Wall Street Lifts the Bar

Analysts have been racing to keep up with the stock. Price targets moved higher again last week as checks pointed to better demand from cloud customers. TD Cowen’s Krish Sankar said his work suggests memory prices should keep rising into the next few quarters. That is not typical this deep into an upcycle, and it signals demand is outstripping supply.

The market has noticed. Shares climbed sharply through September, and the average target has drifted up with them. When a stock runs into earnings, the bar rises with it. This puts more pressure on Micron to not only beat the quarter but also raise the outlook for the year ahead.

Why AI Demand Is Giving Micron a New Kind of Growth

AI training clusters need stacks of high-bandwidth memory next to the accelerator. This design change altered the demand curve for memory suppliers. Instead of relying on PCs and phones, Micron now ships a larger portion of bits into data centers that value bandwidth and power efficiency over cost alone. The revenue mix shifts up and the pricing discipline strengthens.

Investors want to know if this new mix can blunt the old cycle. If AI keeps growing, it can offset softer demand in consumer devices and industrial markets. The past two years have already looked different from prior peaks. Inventory stayed leaner, prices held longer, and buyers signed forward agreements to lock in supply. If this pattern holds, Micron’s earnings power could prove more durable than the market is used to.

Pricing Strength Extends

Rising spot and contract prices remain the key tell. Reports through September pointed to tight supply in DRAM and improving trends in NAND, with HBM still the star. This backdrop explains why Micron felt confident enough to lift guidance in August, only weeks before quarter end. Lifting guidance that late usually means the quarter locked in better than expected.

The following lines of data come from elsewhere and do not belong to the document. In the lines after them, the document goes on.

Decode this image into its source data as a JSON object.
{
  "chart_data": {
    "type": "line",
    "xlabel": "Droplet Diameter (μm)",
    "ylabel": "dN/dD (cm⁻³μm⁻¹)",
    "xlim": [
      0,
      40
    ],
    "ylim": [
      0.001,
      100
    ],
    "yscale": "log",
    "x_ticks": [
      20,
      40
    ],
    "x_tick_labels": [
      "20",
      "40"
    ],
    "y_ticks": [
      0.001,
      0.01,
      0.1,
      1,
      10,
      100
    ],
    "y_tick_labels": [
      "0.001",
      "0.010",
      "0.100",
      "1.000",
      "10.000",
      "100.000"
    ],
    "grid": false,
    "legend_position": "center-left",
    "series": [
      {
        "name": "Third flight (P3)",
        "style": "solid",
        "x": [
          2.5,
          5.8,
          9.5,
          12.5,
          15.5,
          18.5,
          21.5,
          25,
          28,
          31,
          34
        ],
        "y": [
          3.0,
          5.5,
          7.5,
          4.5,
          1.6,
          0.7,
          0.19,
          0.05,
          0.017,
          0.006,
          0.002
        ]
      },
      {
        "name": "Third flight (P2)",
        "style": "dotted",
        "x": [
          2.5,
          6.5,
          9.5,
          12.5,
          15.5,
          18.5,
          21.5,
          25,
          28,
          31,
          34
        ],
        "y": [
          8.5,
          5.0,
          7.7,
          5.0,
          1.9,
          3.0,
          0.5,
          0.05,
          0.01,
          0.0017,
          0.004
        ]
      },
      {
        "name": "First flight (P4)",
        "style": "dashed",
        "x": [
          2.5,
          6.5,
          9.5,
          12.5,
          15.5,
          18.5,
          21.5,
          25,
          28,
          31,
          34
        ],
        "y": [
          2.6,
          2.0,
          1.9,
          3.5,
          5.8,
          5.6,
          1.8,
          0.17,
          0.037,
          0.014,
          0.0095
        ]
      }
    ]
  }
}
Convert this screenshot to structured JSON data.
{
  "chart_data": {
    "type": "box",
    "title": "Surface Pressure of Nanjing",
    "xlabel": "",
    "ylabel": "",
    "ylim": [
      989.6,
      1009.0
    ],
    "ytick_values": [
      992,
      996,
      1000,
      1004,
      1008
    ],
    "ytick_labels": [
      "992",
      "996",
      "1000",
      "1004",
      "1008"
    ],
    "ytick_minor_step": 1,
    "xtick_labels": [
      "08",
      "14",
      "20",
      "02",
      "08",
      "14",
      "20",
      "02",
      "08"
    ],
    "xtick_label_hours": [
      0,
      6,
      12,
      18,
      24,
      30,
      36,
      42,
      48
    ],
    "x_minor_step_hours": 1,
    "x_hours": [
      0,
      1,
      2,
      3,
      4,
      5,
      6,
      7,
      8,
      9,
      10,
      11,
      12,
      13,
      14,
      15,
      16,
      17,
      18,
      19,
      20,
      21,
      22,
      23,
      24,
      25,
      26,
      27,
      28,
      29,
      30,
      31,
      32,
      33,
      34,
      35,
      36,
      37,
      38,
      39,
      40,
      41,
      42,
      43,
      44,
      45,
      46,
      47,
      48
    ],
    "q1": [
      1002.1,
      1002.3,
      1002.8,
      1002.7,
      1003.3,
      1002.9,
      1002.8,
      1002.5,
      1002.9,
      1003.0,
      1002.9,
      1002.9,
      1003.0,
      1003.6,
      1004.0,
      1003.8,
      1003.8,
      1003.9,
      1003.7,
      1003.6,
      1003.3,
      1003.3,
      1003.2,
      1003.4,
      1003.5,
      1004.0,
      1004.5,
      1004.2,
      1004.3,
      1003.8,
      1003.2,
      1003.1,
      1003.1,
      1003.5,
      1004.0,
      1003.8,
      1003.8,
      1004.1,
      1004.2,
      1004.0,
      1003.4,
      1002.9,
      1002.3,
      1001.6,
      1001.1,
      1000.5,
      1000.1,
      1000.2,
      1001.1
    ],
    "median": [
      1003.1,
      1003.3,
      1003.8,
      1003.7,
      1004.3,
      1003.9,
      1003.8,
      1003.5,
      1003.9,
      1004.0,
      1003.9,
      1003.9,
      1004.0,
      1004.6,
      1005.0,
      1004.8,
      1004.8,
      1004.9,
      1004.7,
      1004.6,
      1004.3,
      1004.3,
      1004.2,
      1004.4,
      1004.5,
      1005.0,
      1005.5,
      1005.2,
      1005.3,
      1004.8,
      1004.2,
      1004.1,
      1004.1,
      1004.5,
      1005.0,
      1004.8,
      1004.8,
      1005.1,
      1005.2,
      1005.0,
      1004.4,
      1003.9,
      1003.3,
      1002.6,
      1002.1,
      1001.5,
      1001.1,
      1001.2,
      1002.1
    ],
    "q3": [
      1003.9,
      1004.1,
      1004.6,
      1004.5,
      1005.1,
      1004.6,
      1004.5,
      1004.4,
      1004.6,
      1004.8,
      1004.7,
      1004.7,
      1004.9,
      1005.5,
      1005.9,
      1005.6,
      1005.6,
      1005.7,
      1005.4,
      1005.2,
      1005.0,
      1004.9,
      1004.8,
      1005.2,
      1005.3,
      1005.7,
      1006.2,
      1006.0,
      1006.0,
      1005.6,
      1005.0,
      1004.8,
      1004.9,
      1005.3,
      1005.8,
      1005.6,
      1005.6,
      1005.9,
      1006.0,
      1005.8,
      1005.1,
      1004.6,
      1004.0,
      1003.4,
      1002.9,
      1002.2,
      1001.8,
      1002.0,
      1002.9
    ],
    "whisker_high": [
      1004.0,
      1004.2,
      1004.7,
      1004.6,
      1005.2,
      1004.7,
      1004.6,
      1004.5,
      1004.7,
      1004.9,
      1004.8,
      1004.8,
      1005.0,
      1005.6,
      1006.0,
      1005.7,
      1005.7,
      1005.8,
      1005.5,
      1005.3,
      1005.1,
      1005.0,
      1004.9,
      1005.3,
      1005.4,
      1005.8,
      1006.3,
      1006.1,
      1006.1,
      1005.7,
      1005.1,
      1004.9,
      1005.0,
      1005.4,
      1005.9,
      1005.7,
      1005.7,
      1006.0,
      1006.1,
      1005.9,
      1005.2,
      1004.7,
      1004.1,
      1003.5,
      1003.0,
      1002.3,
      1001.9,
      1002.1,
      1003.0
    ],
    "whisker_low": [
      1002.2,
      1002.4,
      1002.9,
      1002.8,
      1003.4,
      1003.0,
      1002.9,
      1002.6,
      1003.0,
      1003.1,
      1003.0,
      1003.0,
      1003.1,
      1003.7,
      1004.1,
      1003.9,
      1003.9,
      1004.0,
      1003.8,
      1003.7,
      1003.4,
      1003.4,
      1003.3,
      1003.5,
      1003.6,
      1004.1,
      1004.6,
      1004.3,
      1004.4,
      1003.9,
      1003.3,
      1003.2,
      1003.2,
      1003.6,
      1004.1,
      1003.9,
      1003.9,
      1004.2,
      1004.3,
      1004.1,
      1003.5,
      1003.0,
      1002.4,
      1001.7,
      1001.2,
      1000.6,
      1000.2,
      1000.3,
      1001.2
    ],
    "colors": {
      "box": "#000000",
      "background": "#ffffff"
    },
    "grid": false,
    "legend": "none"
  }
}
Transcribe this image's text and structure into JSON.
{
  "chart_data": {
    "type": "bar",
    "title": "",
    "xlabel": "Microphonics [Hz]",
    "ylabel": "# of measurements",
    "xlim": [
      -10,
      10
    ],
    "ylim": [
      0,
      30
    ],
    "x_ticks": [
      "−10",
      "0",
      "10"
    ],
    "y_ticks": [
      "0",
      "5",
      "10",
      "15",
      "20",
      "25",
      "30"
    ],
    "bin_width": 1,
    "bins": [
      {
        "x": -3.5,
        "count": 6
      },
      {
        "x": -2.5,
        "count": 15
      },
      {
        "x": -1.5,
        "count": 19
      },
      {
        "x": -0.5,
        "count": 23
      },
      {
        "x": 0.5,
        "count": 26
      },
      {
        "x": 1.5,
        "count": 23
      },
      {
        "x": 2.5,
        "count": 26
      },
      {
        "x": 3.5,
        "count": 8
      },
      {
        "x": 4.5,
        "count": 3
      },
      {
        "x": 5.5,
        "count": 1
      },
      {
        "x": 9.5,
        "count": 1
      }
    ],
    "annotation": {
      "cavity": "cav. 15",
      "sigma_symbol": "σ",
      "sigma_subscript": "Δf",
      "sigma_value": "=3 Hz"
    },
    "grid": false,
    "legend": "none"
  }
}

What matters tonight is confirmation. Investors will parse average selling prices, bit shipments, and gross margin. Any sign that HBM ramps are on schedule and yields are improving should support the thesis that pricing power lasts into 2026. The reverse is also true. If pricing cools or costs run hotter than planned, the stock could give back recent gains.

What Investors Should Watch Next

Once the numbers hit, attention should shift to the first-quarter outlook. Street models are looking for about $11.9 billion of revenue, up more than a third from last year. The question is whether Micron guides above that. Comments on capacity additions, customer visibility, and HBM supply will set the tone. Clarity on capex and node transitions will also matter because investors want assurance Micron can meet demand without overshooting.

There is also the competitive angle. If management signals that supply from peers will stay disciplined and that long-term agreements with cloud providers are expanding, the market will read that as support for margins. If management sounds cautious on non-AI end markets, investors will ask whether AI can keep carrying the load alone. The balance of those signals will drive the post-print move.

Key Takeaway

Micron arrives with the wind at its back. Guidance already moved higher, pricing checks look firm, and Wall Street expects another beat. The stock’s run into the print raises the stakes, so the outlook needs to confirm that the AI memory boom still has legs. If Micron shows that demand, pricing, and margins remain tight, the story stays intact. If not, a hot September could cool in a hurry.

Is Micron Stock a Good Buy?

Turning to TipRanks, analysts are firmly behind Micron. Out of 29 Wall Street analysts tracked in the past three months, 25 rate the stock a Buy, four call it a Hold, and none are recommending a Sell. This kind of split puts Micron squarely in “Strong Buy” territory.

The average 12-month MU price target is $166.75, only a touch above where the stock trades today.